Rover.com, which recently added Los Angeles to its cities served, gives you the option of placing your dog with a family or having a sitter in your home. Each of the sitters is reviewed and must agree to the Rover Bill of Rights, said Aaron Easterly, chief executive of Rover.com. In looking at what might have been a suitable accommodation for a large dog (40 to 100 pounds) in my area, I found a variety of hosts who would allow her to stay with them or who would stay in my home. Prices began at $10 a night. The sitters, said Easterly, himself a dog owner of Caramel, do it not for the money (many donate all or part of their proceeds to animal shelters) but because they love dogs.

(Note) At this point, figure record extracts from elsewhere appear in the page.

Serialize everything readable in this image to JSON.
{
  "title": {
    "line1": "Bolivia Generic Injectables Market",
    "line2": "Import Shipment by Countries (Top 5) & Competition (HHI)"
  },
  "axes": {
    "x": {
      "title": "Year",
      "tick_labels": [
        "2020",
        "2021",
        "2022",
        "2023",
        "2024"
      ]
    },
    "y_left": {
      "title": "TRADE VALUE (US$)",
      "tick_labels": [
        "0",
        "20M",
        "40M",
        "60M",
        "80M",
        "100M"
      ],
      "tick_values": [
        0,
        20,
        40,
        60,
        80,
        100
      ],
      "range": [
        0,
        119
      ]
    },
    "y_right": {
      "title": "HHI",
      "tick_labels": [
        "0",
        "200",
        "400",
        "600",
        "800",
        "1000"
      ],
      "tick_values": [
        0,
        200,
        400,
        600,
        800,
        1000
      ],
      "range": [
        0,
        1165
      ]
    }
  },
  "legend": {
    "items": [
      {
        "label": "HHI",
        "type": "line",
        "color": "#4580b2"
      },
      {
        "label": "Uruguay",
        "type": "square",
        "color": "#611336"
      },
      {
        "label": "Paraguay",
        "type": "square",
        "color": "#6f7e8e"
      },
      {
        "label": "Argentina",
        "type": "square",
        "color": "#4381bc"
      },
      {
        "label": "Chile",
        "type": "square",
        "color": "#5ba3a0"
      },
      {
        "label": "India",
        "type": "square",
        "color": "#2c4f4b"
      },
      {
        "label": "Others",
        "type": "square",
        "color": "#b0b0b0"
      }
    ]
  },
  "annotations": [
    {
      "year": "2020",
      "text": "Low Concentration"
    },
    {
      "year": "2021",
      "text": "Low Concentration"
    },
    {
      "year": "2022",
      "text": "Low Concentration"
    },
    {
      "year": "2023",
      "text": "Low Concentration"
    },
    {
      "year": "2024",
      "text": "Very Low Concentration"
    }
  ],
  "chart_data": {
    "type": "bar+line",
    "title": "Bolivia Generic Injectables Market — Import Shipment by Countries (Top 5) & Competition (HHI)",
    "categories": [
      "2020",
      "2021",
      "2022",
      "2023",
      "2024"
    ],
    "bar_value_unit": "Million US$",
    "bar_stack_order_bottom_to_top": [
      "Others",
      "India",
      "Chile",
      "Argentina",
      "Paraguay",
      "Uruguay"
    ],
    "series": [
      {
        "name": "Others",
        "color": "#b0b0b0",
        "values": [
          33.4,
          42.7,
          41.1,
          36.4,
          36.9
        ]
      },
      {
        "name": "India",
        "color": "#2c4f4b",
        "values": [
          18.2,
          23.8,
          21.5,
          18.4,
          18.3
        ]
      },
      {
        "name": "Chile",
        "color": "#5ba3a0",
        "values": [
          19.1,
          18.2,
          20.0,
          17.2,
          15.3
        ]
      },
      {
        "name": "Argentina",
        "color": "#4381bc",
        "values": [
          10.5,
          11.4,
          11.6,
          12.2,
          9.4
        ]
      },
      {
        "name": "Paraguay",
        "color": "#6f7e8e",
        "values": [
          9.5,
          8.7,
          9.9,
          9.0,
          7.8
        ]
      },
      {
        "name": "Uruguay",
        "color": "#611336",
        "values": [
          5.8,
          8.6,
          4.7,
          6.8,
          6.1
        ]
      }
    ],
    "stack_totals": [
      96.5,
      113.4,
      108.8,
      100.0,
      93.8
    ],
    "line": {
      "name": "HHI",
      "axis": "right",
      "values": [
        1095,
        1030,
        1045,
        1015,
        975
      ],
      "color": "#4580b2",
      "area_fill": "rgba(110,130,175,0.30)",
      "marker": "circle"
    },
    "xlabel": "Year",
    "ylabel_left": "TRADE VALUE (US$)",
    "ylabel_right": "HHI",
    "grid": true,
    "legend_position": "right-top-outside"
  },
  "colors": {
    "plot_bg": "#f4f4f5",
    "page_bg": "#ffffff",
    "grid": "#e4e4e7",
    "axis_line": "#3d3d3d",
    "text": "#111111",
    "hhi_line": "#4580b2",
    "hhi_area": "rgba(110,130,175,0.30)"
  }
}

DogVacay.com can help you find families that will host your dog in their home (but doesn't have in-home sitters). Looking around in my area, I found rates that began at $15 a night. Hosts are vetted, of course. Owners Aaron and Karine Hirschhorn, who also are dog owners (of Rocky and Rambo), say they'll never kennel their pets again. "We've been blown away by the positive response," Aaron said of the kudos from dog owners.

Both companies carry lots of insurance (in case Fido misbehaves or something medical happens), and both organizations encourage meet-and-greets with prospective sitters, which helps reduce anxiety and diverts the dog's attention, at departure time, from your absence to someone else's presence.

You can, of course, take your hound with you, which means finding pet-friendly hotels (be prepared to cough up a cleaning fee) and making sure the bathroom issues are addressed. Tobi Skovron, chief executive of Pup-Pee Solutions, has built a company around anything "that comes out of the back end of the dog or cat." To that end, he suggests his Pet Loo, which gives the dog a little patch of (artificial) grass for those times when the real thing isn't available. The system neutralizes odors and is easily cleaned. Makes a car or RV trip a little less trying.

The good news for pet owners is that their options have increased. Owning a pet isn't without its financial constraints, but the psychic rewards are unmatched. At the very least, your dog won't try to divorce you.